Plaintiff purchased an automobile manufactured by defendant American Honda Motor Co. Inc., and distributed by defendant Mowery Acura. This lawsuit arises out of an accident in which the automobile which plaintiff purchased was damaged beyond repair. The accident arose when plaintiff lost control of the vehicle due to a mechanical failure which caused the wheels to lock. Plaintiff apparently sustained no physical injuries or damage to other property.
Plaintiff’s complaint includes negligence and strict liability counts. These counts are the subject of America Honda’s preliminary objections in the nature of a demurrer.
Plaintiff apparently purchased the automobile for her personal use. The purchase was not a transac*634tion between two commercial parties. The issue raised by defendant’s preliminary objections is whether in a consumer transaction the purchaser of a product may seek recovery in tort against a commercial seller for a claim involving only damages to the product which the plaintiff purchased.
Under section 402A of the Restatement (Second) of Torts, a commercial seller who sells a product “in a defective condition unreasonably dangerous to the . . . consumer or to his property is subject to liability for physical harm thereby caused to the . . . consumer, or to his property. ...” This section refers to physical harm caused to any property of the consumer. “[T]he defective product itself is as much ‘property’ as any other possession of the plaintiff that is damaged as a result of the manufacturing flaw.” Kassab v. Central Soya, 432 Pa. 217, 246 A.2d 848, n.7 (1968). Consequently, the language of this provision app fears to apply to claims in which the damages are only to the allegedly defective product. See generally, Murray, Pennsylvania Products Liability: A Clarification of the Search for a Clear and Understdndable Rule, 33 U. Pitt. L. Rev. 391, 422 (1972).

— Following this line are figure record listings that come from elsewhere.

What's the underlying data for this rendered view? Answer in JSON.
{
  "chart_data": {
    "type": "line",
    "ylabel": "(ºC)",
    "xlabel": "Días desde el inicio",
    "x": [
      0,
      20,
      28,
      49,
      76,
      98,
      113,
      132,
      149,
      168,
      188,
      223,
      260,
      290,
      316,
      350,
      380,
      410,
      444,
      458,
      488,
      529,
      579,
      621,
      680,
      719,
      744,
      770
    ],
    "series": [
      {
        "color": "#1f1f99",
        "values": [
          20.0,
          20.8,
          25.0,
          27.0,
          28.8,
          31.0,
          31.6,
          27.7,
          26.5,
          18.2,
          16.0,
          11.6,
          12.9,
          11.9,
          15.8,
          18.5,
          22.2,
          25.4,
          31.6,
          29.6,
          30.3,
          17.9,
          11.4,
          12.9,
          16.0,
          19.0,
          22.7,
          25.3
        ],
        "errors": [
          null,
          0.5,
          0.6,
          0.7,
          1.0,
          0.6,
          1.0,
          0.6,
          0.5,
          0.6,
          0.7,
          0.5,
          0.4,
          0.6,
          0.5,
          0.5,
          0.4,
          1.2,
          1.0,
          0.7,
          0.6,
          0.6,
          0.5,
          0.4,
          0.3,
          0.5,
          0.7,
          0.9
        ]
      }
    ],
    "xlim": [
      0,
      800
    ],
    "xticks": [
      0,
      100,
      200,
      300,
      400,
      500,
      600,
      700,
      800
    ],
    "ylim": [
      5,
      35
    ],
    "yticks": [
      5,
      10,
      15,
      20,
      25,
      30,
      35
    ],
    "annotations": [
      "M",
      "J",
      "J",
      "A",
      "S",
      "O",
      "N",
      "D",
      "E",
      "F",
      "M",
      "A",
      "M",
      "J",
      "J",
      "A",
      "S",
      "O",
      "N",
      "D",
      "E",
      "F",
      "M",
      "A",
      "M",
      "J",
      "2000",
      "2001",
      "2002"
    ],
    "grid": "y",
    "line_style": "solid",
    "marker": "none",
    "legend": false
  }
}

The Pennsylvania Superior Court has created exceptions to the provisions of section 402A. Where the consumer complains only of a purportedly defective condition that results in the progressive deterioration of the product, the court has held that section 402A does not apply because the consumer is complaining Of the failure to receive the benefit of the bargain rather than of an injury to the property. Johnson v. General Motors Corp., 349 Pa. Super. 147, 502 A.2d 1317 (1986); overruled as to actions between commercial enterprises; REM Coal Co. Inc. v. Clark Equipment Co., 386 Pa. Super. 401, 563 A.2d 128 (1989); Industrial Uniform Rental Co. *635Inc. v. International Harvester Co., 317 Pa. Super. 65, 463 A.2d 1085 (1983), overruled as to actions between commercial enterprises, REM Coal Co. Inc. v. Clark Equipment Co., supra.

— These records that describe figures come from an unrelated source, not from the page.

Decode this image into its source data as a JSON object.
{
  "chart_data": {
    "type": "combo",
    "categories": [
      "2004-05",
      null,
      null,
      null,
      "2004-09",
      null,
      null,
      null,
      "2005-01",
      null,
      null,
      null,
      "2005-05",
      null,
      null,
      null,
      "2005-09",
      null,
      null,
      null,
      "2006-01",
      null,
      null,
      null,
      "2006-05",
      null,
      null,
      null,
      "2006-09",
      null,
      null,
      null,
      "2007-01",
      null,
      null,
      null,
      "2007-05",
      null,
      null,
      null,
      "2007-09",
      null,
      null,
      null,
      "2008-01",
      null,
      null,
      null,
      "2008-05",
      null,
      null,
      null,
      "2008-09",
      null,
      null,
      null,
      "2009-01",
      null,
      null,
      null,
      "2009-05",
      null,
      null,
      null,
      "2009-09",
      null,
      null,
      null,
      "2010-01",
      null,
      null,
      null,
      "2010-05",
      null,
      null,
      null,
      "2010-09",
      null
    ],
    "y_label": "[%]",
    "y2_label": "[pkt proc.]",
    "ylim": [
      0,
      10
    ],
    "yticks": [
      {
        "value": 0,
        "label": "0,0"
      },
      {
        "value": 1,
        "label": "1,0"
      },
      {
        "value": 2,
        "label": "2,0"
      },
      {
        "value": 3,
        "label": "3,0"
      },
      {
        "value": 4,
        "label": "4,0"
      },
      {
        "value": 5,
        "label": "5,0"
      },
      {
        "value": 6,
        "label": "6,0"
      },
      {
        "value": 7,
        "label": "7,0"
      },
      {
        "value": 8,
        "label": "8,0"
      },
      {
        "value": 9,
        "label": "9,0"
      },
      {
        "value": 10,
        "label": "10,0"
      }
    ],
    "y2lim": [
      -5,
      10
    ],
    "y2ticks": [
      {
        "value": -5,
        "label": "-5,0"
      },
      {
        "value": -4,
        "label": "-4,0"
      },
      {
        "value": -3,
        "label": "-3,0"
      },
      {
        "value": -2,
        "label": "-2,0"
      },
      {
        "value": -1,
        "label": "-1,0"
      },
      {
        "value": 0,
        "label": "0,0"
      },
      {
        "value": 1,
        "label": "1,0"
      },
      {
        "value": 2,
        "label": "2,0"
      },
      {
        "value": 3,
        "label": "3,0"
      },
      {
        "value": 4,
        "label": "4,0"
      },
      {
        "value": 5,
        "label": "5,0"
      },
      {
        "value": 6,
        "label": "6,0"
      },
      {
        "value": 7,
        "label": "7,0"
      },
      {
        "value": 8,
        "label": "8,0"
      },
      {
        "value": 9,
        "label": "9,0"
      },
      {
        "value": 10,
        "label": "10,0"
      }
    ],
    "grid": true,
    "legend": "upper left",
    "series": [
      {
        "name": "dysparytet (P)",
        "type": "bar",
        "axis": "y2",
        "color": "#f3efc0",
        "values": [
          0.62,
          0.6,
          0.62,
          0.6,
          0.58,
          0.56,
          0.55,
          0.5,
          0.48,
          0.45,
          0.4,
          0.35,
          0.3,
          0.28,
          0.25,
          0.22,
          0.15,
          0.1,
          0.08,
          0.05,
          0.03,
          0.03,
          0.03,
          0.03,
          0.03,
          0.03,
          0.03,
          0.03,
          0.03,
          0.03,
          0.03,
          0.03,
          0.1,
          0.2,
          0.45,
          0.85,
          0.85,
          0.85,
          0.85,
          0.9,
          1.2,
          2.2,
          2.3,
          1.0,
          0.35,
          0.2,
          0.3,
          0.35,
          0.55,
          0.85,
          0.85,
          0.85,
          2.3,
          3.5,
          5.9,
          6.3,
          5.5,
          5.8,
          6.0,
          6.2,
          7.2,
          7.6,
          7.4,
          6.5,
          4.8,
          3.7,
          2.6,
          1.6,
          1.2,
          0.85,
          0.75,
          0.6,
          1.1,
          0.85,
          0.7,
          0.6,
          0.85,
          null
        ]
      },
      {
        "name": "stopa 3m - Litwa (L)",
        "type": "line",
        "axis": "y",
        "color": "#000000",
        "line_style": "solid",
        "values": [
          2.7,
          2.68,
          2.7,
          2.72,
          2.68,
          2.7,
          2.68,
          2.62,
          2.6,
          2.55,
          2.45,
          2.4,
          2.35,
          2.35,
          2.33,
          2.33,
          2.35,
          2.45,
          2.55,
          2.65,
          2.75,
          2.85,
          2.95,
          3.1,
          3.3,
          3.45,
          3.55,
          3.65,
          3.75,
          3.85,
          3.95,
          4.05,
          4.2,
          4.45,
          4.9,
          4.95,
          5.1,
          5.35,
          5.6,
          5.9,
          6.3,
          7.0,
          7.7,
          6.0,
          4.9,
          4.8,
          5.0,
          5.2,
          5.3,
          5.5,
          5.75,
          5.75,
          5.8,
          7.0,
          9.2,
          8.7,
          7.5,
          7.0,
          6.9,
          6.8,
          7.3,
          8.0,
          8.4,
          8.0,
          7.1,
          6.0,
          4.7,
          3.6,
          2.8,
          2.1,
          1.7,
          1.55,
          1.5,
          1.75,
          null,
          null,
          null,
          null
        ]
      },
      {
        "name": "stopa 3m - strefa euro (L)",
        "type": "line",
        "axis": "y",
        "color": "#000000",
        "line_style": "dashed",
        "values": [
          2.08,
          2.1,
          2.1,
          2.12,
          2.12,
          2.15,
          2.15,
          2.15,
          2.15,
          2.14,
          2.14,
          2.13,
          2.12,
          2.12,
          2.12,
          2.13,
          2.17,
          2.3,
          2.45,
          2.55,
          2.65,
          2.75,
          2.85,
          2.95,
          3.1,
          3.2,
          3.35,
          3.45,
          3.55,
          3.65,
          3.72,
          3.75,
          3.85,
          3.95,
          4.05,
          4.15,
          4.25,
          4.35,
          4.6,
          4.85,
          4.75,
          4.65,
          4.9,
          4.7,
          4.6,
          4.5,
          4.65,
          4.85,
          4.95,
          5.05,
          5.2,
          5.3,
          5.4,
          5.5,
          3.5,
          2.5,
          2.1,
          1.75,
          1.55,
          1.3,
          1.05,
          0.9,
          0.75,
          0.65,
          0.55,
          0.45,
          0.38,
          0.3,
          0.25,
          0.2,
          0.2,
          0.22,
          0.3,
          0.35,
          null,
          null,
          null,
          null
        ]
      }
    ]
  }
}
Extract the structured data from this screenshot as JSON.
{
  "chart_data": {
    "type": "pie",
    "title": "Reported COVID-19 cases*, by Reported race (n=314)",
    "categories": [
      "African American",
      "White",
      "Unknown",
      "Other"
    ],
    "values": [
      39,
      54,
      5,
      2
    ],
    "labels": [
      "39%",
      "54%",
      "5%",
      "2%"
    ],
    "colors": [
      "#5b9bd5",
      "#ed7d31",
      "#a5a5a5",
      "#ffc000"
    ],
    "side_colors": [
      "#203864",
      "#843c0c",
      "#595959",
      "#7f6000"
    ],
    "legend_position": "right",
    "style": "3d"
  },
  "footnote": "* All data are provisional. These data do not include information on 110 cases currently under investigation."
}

The Pennsylvania Superior Court has also held that sudden and substantial physical harm to the product resulting from a defective and dangerous condition does not give rise to section 402A and negligence claims in a commercial dispute involving two sophisticated enterprises. Lower Lake Dock Co. v. Messinger Bearing Corp., 395 Pa. Super. 456, 577 A.2d 631 (1990); New York State Electric & Gas Corp. v. Westinghouse Electric Corp., 387 Pa. Super. 537, 564 A.2d 919 (1989); REM Coal Co. Inc. v. Clark Equipment Co., supra. The rationale for this result is that both parties are in a position to negotiate and contract in advance as to the risks that each will assume with respect to the destruction or deterioration of the product. In this commercial setting, the recognition of a negligence or section 402A claim would unfairly alter the allocation of the risks of the possible types of losses and agreed upon levels of quality that were encompassed in setting the purchase price.

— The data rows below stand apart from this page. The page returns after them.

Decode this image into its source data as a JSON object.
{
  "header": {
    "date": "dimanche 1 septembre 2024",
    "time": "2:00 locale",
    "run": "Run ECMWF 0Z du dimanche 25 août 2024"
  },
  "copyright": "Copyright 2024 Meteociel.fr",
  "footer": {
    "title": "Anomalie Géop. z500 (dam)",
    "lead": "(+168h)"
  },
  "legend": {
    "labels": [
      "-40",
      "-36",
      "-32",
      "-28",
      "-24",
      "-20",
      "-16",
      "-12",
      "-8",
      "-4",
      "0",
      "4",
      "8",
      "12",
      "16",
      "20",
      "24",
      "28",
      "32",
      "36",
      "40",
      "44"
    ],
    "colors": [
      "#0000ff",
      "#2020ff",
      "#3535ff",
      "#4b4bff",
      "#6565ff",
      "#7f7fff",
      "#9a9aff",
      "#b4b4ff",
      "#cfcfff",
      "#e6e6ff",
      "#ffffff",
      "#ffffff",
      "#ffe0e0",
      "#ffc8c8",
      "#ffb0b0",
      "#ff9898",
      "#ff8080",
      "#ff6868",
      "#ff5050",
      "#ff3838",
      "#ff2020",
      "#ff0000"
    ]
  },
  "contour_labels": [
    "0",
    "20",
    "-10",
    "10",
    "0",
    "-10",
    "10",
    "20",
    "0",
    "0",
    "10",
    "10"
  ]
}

Neither of these exceptions to section 402A applies to the present case. The defective condition was unreasonably dangerous to plaintiff and her property. The damage to the property was sudden and substantial. The transaction was not between two commercial parties.
Defendant contends that the section 402A exception for commercial disputes between sophisticated enterprises should be extended to cover all disputes in which the alleged defect in the product only resulted in damages to the product. We reject this contention because the rationale for the REM Coal line of cases is the parties’ opportunity to negotiate *636and contract for the allocation of the risks of possi-, ble types of losses. In a consumer transaction, this opportunity is not present.
We recognize that protections are afforded the consumer through federal and state consumer protection legislation and an opportunity in certain situations to purchase increased warranty protections. However, since there is no opportunity for the parties to bargain, this would be an additional exception based upon different policy considerations. Another exception should be created, if at all, only through a decision of our appellate courts that further narrows the previously recognized scope of section 402A and negligence law.
ORDER
On this April 23, 1991, it is hereby ordered that defendant’s preliminary objections in the nature of a demurrer are overruled.